Под конец она сказала, как неприятно ей будет свой головной убор лягушачий назад надевать и вновь передо мной в прежнем виде являться.
...А дома всему конец пришел - не нашла она своего наголовника. Пятый раз поискав по всему дому и под окнами посмотрев, уселась вся белая, в кресло и сказала, как из могилы:
- Все Ваня, конец любви нашей пришел. Я без этого шлема каждый день на год лицом стареть буду и через несколько месяцев в одни бабушки тебе сгожусь... Представь, что такое женщине жить с таким фактом на сердце.
- Так найдем! Через час я со своей дружиной все вокруг переверну, и дворец тоже, если подобру-поздорову не отдадут! А если сожгли уже, как в сказке, в институт твой нарисуемся, как в Царьград константинопольский. Точно, в институт! Мои орлы до медсестер, ох как, охочи!
- Ладно, милый, утра вечера мудренее. Давай вместе ляжем, а? Что-то мне страшно...
13.
Под утро я проснулся от чувства пустоты, владевшего мною безраздельно, и увидел, что Вики рядом нет. Вскочил, как ошпаренный. И сразу записку увидел. На столе она белела в сумеречном свете. Подошел, взял с трудом оцепеневшей рукой, стал читать:
"Прощай, милый, навеки прощай! И дело не в маске, не совсем в ней. Я знаю, не стоило, наерное, тебе это писать. Не стоило писать, что я люблю тебя, как-то неестественно сильно, что мне кажется - не только любовь сливает мое сердце с твоим, но какие-то еще волшебные силы. Прощай, милый, прощай! Забудь обо мне, женись, роди чудесных деток, я буду молиться за тебя и за них!"
Слезы навернулись мне на глаза, стала тоскливо, как никогда и близко не было. Походив по палатам, к отцу пошел, он в Тайном приказе один сидел, мухомор-мухомором. Подошел, ноги ватные волоча, сказал, что жена ушла. А отец нехорошо так улыбнулся и рукой махнул:
- Ладно, Ваня, не горюй. Стрел у тебя в колчане достаточно.
Я от изумления рот раскрыл:
- Ты что, думаешь, я ее на каку другую поменяю? Она же единственная...Ты что, ее не видел?
- Видел, хороша девица, ничего не скажешь.
- А если бы ты с ней поговорил, если бы пообщался, то...
- Говорил и общался. Только не с ней, а с Гавриилом Григорьевичем о ней. Час всего назад. И он сказал, что лучше бы нам держаться от нее подальше.

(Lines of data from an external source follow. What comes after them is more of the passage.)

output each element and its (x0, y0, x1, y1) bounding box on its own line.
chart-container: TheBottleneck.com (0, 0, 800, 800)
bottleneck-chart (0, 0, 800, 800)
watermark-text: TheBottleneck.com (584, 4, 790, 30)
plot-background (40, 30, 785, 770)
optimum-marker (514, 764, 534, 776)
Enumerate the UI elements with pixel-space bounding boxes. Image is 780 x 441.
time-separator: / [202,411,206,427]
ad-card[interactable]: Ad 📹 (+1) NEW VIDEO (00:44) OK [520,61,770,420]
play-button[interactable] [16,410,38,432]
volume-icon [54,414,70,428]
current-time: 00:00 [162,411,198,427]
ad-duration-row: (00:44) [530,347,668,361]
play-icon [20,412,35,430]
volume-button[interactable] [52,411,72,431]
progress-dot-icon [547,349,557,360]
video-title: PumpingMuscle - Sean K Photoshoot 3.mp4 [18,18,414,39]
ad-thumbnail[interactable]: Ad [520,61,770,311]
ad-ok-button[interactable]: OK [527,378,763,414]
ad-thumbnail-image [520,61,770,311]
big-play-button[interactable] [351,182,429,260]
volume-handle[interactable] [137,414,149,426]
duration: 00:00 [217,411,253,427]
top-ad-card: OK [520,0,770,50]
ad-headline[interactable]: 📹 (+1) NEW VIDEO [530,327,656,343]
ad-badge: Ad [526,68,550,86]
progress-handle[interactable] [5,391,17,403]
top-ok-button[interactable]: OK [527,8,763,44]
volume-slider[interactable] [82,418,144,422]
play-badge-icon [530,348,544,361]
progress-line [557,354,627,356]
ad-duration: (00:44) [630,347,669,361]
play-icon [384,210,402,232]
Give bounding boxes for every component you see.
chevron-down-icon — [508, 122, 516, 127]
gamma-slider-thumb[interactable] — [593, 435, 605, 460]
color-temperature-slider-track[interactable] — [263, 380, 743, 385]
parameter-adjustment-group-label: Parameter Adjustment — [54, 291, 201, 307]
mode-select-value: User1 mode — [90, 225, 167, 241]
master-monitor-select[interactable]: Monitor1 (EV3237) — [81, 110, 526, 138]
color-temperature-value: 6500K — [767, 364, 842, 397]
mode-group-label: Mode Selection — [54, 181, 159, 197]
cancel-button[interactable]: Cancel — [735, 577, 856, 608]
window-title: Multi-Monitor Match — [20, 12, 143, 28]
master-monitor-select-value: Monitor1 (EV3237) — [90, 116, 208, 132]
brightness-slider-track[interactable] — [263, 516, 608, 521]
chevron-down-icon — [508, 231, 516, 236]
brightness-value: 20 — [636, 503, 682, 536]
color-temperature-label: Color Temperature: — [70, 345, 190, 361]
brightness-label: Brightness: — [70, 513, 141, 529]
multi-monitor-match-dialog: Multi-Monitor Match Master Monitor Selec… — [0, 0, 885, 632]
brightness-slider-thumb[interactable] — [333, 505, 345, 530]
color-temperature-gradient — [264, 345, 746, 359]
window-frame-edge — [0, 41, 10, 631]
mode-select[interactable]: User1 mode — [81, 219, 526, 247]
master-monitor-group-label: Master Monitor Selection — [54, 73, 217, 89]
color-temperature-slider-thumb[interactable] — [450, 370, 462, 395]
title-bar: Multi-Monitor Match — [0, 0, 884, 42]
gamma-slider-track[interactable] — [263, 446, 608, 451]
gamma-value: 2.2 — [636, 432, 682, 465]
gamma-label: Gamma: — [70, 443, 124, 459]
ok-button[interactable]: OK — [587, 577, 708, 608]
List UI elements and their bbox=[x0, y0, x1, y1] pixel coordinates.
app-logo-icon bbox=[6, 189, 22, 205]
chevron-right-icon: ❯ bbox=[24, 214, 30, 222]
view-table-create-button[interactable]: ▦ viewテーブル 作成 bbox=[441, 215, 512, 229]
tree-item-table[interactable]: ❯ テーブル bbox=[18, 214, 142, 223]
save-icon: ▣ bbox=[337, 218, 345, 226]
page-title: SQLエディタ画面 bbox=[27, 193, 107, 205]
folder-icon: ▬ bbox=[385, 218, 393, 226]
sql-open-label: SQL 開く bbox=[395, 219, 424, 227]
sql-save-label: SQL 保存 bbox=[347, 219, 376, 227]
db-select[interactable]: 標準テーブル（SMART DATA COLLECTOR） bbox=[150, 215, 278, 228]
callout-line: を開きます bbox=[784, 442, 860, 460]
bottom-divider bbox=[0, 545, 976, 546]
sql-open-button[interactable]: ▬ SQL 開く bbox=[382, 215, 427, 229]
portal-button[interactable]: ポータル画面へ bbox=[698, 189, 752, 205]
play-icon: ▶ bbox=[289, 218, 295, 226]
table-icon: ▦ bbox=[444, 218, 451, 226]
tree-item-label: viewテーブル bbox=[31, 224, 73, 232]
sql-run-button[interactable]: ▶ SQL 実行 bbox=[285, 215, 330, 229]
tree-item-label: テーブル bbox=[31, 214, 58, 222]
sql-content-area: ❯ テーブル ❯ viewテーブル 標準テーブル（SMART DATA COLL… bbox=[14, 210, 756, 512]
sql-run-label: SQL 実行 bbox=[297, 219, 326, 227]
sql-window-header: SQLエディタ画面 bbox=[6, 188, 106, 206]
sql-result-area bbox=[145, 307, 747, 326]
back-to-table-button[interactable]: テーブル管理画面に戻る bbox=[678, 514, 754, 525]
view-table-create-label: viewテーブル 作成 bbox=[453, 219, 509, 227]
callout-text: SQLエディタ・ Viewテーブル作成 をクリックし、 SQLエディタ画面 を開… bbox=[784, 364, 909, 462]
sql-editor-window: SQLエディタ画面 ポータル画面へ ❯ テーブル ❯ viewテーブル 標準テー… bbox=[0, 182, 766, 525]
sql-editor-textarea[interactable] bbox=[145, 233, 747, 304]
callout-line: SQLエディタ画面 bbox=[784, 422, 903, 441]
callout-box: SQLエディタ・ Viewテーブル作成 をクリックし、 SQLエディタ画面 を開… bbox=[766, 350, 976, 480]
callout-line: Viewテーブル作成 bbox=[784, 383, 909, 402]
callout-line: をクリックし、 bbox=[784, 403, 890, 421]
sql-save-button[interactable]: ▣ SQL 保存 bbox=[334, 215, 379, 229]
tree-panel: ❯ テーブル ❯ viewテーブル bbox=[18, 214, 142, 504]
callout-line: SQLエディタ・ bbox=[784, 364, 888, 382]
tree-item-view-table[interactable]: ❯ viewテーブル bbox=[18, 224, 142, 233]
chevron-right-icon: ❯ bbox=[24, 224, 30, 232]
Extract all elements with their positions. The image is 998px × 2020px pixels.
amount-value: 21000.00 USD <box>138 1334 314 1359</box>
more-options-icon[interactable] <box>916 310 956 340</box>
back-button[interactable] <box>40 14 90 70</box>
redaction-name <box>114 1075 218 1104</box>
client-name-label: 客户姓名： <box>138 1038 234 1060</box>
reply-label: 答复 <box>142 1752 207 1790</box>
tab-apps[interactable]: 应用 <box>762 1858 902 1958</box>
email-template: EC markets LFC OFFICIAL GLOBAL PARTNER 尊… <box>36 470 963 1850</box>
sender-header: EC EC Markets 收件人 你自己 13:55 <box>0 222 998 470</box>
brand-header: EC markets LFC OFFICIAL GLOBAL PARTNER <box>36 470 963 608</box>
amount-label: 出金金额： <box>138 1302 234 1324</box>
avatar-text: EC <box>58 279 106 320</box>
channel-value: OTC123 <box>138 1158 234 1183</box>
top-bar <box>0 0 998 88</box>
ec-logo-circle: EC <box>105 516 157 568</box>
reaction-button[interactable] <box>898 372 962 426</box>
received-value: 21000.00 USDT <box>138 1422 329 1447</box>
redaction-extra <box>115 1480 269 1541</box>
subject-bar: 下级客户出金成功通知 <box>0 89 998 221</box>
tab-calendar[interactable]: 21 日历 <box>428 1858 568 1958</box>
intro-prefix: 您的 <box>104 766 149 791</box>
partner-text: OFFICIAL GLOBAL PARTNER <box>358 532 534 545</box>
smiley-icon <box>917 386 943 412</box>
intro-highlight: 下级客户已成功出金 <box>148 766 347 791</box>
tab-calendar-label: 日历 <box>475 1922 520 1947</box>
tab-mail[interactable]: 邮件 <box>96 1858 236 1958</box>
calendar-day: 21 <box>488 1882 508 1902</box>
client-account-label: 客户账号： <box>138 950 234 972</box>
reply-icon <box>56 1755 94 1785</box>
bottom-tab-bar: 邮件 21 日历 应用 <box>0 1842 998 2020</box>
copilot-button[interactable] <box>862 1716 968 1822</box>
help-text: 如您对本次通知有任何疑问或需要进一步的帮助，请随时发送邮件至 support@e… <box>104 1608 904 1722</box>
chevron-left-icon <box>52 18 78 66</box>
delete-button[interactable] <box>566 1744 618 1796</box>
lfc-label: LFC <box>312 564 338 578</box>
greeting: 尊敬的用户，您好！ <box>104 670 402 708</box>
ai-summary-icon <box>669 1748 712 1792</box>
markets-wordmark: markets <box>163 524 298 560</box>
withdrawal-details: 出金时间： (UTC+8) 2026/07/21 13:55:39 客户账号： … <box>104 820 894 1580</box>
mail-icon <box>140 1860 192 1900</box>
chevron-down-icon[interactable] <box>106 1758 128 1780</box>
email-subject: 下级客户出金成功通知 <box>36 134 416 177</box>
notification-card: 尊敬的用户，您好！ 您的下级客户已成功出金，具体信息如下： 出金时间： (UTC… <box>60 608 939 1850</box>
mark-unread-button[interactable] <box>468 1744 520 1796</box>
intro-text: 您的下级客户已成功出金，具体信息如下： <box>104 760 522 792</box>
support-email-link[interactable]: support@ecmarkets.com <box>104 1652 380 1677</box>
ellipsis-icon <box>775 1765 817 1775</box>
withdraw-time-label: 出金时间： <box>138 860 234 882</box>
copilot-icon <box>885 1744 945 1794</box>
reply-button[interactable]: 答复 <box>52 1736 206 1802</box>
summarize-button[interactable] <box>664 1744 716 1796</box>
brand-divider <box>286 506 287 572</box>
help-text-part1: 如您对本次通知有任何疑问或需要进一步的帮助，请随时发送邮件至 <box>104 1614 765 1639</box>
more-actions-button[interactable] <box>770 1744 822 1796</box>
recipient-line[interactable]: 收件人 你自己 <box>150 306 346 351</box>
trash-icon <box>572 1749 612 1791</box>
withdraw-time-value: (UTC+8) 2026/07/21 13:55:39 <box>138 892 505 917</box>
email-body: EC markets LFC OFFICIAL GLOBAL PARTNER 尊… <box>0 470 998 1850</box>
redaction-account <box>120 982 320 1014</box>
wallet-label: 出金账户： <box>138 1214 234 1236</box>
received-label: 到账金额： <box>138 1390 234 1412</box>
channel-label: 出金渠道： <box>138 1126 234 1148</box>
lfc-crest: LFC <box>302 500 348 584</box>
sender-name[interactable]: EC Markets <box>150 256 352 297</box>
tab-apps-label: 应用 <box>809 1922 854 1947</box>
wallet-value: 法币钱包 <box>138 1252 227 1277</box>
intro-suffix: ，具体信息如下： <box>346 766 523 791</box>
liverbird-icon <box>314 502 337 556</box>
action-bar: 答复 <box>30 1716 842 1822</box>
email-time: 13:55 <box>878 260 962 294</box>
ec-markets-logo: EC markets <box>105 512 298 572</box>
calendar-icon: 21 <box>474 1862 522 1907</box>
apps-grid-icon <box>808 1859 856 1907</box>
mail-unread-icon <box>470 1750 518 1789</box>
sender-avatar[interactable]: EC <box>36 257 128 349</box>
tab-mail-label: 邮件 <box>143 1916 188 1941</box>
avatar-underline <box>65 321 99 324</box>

Гавриил Григорьевич, генерал известной службы, двадцать лет как был в отставке, но ни связей, ни ума своего (не то, что папаня), не потерял.
- И что он рассказал?
- Он никогда ничего не рассказывает. Он просто посоветовал ее не искать и вообще забыть, потому что так лучше будет. Всем лучше.
Отец посмотрел пристально, тягуче, и я, ревностью пронзенный, вскричал:
- Послушай, а это не ты, старый пердун, ее выкрал?!
Тут кто-то вошел в комнату, я обернулся и увидел в дверях Малюту, стрелецкого голову. За ним стояло пяток стрельцов, самых папане преданных по причине высокой зарплаты и премиальные за хорошее поведение.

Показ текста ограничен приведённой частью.